The Enum.reject call removes all elements from the remainder of the list, rest, that are multiples of that prime.

Then, the magic line:

|> find_primes([prime|primes], max)

which is Elixir shorthand for:

prime_candidates = <previous function call>
find_primes(prime_candidates, [prime|primes], max)

This is a recursive call to take the results of removing all the multiples of the newly found prime, and pass it back in to find the primes in the remainder. At the same time, we prepend the newly found prime to the list of primes we’ve found so far and pass that in as the second argument.

We make use of pattern matching to avoid if statements and variable assignments. The awkwardness of not having a looping structure is replaced with the more direct Enum.reject and recursion. State is replaced with an update to a structure as it’s being passed into the next iteration. An iteration through the list of potential primes is replaced with a single function call to remove multiples of our current prime.

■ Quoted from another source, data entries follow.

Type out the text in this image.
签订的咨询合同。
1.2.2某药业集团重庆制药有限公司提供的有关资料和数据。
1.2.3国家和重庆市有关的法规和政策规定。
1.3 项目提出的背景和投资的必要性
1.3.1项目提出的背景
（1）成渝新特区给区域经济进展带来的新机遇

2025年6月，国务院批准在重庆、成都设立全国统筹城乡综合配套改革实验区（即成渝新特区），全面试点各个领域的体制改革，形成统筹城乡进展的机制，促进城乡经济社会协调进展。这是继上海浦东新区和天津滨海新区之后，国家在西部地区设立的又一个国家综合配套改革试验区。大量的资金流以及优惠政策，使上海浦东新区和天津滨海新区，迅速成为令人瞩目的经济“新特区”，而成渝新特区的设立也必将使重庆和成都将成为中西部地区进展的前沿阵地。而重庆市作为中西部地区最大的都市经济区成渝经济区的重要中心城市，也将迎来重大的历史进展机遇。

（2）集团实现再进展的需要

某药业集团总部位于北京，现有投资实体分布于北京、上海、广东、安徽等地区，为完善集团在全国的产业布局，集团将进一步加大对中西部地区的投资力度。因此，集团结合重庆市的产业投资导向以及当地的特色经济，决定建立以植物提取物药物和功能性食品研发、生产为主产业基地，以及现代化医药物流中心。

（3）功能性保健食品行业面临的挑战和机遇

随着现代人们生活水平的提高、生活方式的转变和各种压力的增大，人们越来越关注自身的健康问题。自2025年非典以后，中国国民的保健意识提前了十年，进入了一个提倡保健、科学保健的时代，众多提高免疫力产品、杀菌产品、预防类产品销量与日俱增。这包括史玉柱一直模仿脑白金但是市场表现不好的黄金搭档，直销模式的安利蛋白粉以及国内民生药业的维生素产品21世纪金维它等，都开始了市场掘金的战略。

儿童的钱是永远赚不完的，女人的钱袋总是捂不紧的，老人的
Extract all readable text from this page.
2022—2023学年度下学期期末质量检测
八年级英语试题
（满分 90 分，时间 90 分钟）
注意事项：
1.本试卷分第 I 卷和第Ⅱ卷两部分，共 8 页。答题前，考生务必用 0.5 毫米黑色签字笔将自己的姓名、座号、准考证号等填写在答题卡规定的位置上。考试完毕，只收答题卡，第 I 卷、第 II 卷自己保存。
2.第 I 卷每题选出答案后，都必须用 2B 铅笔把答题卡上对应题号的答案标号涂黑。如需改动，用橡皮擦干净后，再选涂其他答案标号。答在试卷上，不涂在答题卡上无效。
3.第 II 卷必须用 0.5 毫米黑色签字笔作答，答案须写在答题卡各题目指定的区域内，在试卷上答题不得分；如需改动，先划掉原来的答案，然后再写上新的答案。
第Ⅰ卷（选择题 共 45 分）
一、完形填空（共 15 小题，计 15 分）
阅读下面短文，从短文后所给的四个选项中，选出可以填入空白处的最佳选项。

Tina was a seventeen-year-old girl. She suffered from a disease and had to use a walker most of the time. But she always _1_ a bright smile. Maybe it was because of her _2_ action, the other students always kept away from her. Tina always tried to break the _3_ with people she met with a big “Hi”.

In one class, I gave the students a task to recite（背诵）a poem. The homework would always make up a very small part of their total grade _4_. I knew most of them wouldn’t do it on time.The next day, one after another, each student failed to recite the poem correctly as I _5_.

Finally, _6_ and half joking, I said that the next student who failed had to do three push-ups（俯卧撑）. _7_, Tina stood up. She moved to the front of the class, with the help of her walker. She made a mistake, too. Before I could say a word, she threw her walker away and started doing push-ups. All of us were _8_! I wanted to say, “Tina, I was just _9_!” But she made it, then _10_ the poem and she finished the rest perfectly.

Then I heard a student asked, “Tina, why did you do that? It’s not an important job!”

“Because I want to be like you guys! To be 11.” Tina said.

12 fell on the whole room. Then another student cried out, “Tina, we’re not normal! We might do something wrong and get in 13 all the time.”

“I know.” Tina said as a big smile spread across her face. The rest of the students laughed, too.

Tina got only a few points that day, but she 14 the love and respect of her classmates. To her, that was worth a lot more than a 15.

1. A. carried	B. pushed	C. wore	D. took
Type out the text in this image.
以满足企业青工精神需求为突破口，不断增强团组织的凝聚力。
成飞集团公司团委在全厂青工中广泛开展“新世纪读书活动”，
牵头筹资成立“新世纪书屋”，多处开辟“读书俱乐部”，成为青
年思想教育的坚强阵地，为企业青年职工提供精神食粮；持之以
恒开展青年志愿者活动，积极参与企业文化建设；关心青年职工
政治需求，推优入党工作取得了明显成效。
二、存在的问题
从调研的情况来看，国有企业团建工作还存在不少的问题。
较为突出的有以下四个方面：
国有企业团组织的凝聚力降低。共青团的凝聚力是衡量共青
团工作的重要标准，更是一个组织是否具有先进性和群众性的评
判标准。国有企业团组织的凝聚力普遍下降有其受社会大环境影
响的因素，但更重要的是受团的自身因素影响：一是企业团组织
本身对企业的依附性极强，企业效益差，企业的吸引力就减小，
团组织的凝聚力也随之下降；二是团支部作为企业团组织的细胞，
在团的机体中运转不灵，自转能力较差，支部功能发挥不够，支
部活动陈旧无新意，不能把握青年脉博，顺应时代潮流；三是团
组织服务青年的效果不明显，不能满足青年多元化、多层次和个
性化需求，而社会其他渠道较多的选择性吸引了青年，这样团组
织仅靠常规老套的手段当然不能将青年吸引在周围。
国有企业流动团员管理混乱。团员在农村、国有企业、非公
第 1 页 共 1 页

When you write a program in an object oriented programming language, you focus on the state that you need to keep track of, and the methods to update that state. In functional programming, you instead focus on writing functions that transform the data step by step.

As you become familiar with these patterns, it’ll become easier over time. Just like any new concept, it can take some time to learn. When you do, you will be rewarded with the ability to write concise, expressive, functional code.